世界的カフェチェーンのスターバックスCEOハワード・シュルツの上掲書によれば、スターバックスでは当初ノンファットミルクや低脂肪乳は使わなかったという。
〈「いいかい、コメントカードをよく読んでみたまえ。顧客がノンファットミルクを欲しいと言っているんだ。それに応えて当然じゃないか」。
「いや、絶対にノンファットミルクは使わないよ。スターバックスのやることじゃないからね」。私は自分がこう答えたことを、ハワードを見るたびに思い出す。

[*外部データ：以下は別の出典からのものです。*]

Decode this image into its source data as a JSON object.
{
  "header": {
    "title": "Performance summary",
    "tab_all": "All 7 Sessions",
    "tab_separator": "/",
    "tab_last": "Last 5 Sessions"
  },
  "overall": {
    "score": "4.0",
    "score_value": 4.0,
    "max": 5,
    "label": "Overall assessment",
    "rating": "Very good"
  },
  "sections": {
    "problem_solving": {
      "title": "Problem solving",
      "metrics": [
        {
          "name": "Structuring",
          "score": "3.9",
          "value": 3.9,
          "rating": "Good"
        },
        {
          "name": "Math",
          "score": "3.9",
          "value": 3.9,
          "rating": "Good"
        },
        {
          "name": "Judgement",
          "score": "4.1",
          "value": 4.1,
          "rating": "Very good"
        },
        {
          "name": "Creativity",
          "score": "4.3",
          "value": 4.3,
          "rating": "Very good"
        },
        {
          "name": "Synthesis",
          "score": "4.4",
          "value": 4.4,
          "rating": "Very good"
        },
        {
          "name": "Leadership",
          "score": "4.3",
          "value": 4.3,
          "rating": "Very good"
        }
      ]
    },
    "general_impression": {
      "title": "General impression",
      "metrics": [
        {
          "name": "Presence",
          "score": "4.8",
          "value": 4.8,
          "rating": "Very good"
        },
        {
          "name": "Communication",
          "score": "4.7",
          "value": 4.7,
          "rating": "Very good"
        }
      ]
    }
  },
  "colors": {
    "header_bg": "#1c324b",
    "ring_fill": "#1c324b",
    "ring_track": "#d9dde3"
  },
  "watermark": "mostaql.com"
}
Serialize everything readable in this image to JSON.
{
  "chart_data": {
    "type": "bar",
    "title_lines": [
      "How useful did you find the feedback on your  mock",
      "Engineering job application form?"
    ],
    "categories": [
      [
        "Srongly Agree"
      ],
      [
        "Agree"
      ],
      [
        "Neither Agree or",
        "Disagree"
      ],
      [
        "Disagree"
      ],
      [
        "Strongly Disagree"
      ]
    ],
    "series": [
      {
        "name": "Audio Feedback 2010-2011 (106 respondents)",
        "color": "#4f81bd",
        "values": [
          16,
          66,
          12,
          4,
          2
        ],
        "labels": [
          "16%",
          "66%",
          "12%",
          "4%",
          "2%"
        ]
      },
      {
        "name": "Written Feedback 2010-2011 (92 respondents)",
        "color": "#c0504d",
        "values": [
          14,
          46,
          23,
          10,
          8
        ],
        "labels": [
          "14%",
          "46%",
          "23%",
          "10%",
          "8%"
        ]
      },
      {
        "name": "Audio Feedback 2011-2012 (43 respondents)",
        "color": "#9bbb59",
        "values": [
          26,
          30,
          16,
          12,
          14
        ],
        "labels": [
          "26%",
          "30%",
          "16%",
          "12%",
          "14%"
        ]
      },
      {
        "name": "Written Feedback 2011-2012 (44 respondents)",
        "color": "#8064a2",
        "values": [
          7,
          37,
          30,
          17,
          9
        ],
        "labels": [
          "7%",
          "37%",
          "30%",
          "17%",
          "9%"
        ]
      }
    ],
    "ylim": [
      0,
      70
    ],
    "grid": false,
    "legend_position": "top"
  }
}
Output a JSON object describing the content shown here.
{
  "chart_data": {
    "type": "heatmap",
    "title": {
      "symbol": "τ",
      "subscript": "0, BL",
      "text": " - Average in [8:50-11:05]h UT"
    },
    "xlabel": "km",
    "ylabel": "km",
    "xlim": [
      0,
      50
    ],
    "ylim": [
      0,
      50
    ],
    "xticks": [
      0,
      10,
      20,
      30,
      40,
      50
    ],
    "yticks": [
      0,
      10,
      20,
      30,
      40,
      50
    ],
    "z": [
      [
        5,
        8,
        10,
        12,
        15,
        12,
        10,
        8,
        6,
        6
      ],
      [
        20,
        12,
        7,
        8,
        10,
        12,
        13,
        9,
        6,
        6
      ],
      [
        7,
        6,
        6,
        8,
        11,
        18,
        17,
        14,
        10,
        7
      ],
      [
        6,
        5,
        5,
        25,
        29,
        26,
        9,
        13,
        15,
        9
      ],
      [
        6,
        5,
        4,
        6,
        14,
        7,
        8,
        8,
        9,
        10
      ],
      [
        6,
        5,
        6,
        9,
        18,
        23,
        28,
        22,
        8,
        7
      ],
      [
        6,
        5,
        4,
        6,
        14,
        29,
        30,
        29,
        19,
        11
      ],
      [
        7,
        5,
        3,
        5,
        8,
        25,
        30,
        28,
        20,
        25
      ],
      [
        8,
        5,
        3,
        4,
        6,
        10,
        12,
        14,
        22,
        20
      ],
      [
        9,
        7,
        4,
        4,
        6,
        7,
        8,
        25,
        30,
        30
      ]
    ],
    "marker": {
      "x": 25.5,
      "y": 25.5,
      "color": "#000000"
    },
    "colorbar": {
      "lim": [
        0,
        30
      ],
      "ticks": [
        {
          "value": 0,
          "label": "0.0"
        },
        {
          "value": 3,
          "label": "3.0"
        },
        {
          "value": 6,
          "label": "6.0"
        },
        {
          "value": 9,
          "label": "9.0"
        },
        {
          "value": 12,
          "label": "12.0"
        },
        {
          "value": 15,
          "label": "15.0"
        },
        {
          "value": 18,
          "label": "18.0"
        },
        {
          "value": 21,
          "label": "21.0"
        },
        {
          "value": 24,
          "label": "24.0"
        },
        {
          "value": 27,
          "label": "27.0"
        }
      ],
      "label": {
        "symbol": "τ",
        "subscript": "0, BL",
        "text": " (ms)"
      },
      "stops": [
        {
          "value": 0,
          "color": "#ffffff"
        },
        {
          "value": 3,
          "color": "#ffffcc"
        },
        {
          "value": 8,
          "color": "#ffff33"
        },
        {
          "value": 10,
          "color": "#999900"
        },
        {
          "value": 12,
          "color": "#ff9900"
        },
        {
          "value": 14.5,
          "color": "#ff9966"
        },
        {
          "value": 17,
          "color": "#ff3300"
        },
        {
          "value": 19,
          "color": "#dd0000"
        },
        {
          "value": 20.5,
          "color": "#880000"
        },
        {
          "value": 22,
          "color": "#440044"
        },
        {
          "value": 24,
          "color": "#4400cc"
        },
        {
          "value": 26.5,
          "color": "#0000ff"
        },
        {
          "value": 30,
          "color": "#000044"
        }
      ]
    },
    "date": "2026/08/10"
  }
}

当時のスターバックスでは、ノンファットミルクのことを話題にするだけでも裏切りに等しい行為と見られていた。〉(上掲書 p.224。文中の「ハワード」は著書ハワード・シュルツではなく、ハワード・ビーハーのことで、ビーハーは社内改革で〈スターバックスに大旋風を巻き起こした〉(p.208)人物らしい)
 
当時、ノンファットミルクは水っぽいせいでコーヒーの味を落とすと同社では考えられており(同頁)、現場から上がってきたノンファットミルク使用という提案を、はじめはハワード・シュルツも却下したのである。
 
結局、試行錯誤の上、スターバックスはノンファットミルクや低脂肪乳を使用してもコーヒーの味を損なわないやり方を開発し、現在では我々顧客もそうした商品を味わえるようになった。
 
スターバックスの競合の小規模店がやっていたノンファットミルク使用という「個人プレー」を研究発展させ「チームプレー」に持っていった例として、そして不断の自己改革の例として引用した。
上掲書の第15章の標題は「経営者は社員の進取の精神を邪魔するな」、第16章の標題は「成功しているときも自己改革を目指せ」である。